Carruagem e escolta partiram em direcção ao castelo. Reena não sabia a duração da viagem e mantinha-se quieta no seu cantinho, apertando nas mãos a saia do vestido sujo e gasto. Eric tinha-se instalado no assento em frente, o cotovelo apoiado na janela, o queixo pousado na mão fechada. Reena nem tinha coragem de levantar a cabeça. Que ao menos ele não olhasse, que não reparasse naquela presença indigna de tal transporte. Não podia ser assim tão longe, aquele castelo, que essa vergonha não tardasse a acabar.
– O que te aconteceu à perna? – Eric perguntou, e Reena percebeu com novo choque que aquele homem que a levava para um destino incerto também não fazia ideia do que tinha sido a sua vida. Não importava que lhe parecesse gentil. Muitos antes igualmente o tinham parecido, os mesmos que lhe tinham ceifado a esperança tão cedo.
– Eles… Eles bateram-me. Ainda dói muito. – revelou timidamente, e suportou o olhar penetrante que lhe perscrutou os olhos.
Eric não esperava aquela resposta.
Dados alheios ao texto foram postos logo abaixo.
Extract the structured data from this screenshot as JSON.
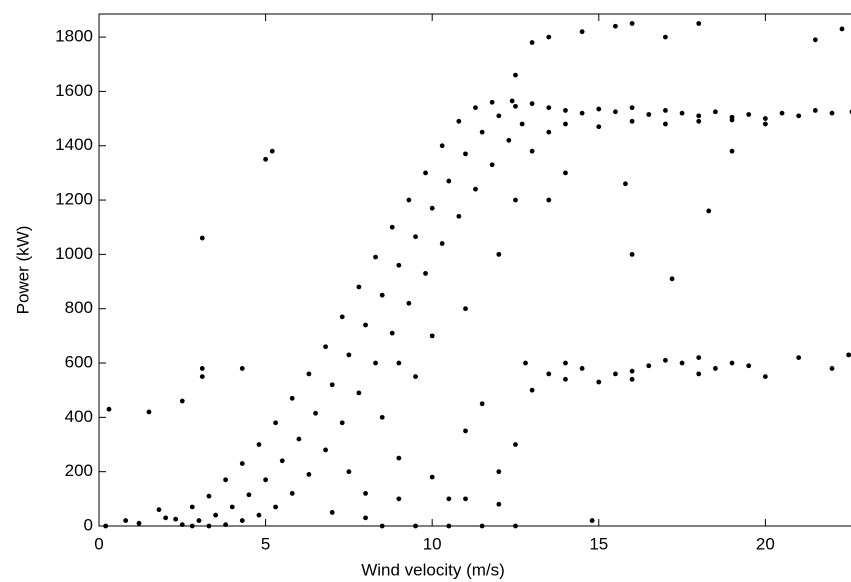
{
  "chart_data": {
    "type": "scatter",
    "color": "#000000",
    "x_label": "Wind velocity (m/s)",
    "y_label": "Power (kW)",
    "xlim": [
      0,
      22.6
    ],
    "ylim": [
      0,
      1885
    ],
    "xticks": [
      0,
      5,
      10,
      15,
      20
    ],
    "yticks": [
      0,
      200,
      400,
      600,
      800,
      1000,
      1200,
      1400,
      1600,
      1800
    ],
    "x": [
      2.5,
      2.3,
      2.8,
      3,
      2.8,
      3.3,
      3.5,
      3.3,
      3.8,
      4,
      3.8,
      4.3,
      4.5,
      4.3,
      4.8,
      5,
      4.8,
      5.3,
      5.5,
      5.3,
      5.8,
      6,
      5.8,
      6.3,
      6.5,
      6.3,
      6.8,
      7,
      6.8,
      7.3,
      7.5,
      7.3,
      7.8,
      8,
      7.8,
      8.3,
      8.5,
      8.3,
      8.8,
      9,
      8.8,
      9.3,
      9.5,
      9.3,
      9.8,
      10,
      9.8,
      10.3,
      10.5,
      10.3,
      10.8,
      11,
      10.8,
      11.3,
      11.5,
      11.3,
      11.8,
      12,
      11.8,
      12.3,
      12.5,
      12.4,
      12.7,
      13,
      13.5,
      14,
      14.5,
      15,
      15.5,
      16,
      16.5,
      17,
      17.5,
      18,
      18.5,
      19,
      19.5,
      20,
      20.5,
      21,
      21.5,
      22,
      22.6,
      14,
      15,
      16,
      17,
      18,
      19,
      20,
      12.8,
      13.5,
      14,
      14.5,
      15,
      15.5,
      16,
      16.5,
      17,
      17.5,
      18,
      18.5,
      19,
      19.5,
      20,
      21,
      22,
      22.5,
      13,
      14,
      16,
      18,
      7,
      8,
      8.5,
      9,
      9.5,
      10,
      10.5,
      11,
      11.5,
      12,
      12.5,
      7.5,
      8,
      9,
      10,
      11,
      12,
      12.5,
      13,
      13.5,
      8.5,
      9.5,
      10.5,
      11.5,
      12.5,
      14.8,
      12,
      11,
      9,
      0.3,
      1.5,
      2.5,
      3.1,
      3.1,
      3.1,
      4.3,
      5,
      5.2,
      13,
      13.5,
      14.5,
      15.5,
      16,
      17,
      18,
      21.5,
      22.3,
      12.5,
      18.3,
      17.2,
      13.5,
      15.8,
      19,
      16,
      14,
      0.2,
      0.8,
      1.2,
      1.8,
      2
    ],
    "values": [
      5,
      25,
      0,
      20,
      70,
      0,
      40,
      110,
      5,
      70,
      170,
      20,
      115,
      230,
      40,
      170,
      300,
      70,
      240,
      380,
      120,
      320,
      470,
      190,
      415,
      560,
      280,
      520,
      660,
      380,
      630,
      770,
      490,
      740,
      880,
      600,
      850,
      990,
      710,
      960,
      1100,
      820,
      1065,
      1200,
      930,
      1170,
      1300,
      1040,
      1270,
      1400,
      1140,
      1370,
      1490,
      1240,
      1450,
      1540,
      1330,
      1510,
      1560,
      1420,
      1545,
      1565,
      1480,
      1555,
      1540,
      1530,
      1520,
      1535,
      1525,
      1540,
      1515,
      1530,
      1520,
      1510,
      1525,
      1505,
      1515,
      1500,
      1520,
      1510,
      1530,
      1520,
      1525,
      1480,
      1470,
      1490,
      1480,
      1490,
      1495,
      1480,
      600,
      560,
      540,
      580,
      530,
      560,
      570,
      590,
      610,
      600,
      620,
      580,
      600,
      590,
      550,
      620,
      580,
      630,
      500,
      600,
      540,
      560,
      50,
      120,
      400,
      250,
      550,
      180,
      100,
      350,
      450,
      80,
      300,
      200,
      30,
      600,
      700,
      800,
      1000,
      1200,
      1380,
      1450,
      0,
      0,
      0,
      0,
      0,
      20,
      200,
      100,
      100,
      430,
      420,
      460,
      1060,
      580,
      550,
      580,
      1350,
      1380,
      1780,
      1800,
      1820,
      1840,
      1850,
      1800,
      1850,
      1790,
      1830,
      1660,
      1160,
      910,
      1200,
      1260,
      1380,
      1000,
      1300,
      0,
      20,
      10,
      60,
      30
    ]
  }
}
Não tinha imaginado que a perversidade tivesse chegado tão longe no seu reino, enquanto a guerra entretinha as atenções de quem devia fazer justiça, que uma pobre rapariga fosse espancada até lhe partirem os ossos sem que ninguém se importasse. Reclinou-se para trás, e voltou-se para a paisagem nocturna do arvoredo que ladeava a estrada como se não estivesse interessado em saber mais nada.
Foi o que Reena pensou, que não estava interessado em saber, e nada mais acrescentou. Mas o seu olhar já não se desviou do caminho que discretamente espreitava pela janela. Também ela reparava nas luzes das tochas, longe e perto ao longo da estrada, e à distância nos campos. Guardas, guardas em todo o lado. Reena estava habituada a carcereiros e aos seus chicotes, mas aqueles guardas eram um exército, cada um envergando no cinto uma espada mais longa do que um braço. Então lembrou-se, porque pensava ainda nessas coisas de outrora? Já não havia como fugir. Porque lhe teimavam os pensamentos em escapar-se por essas tolas fantasias de antigamente?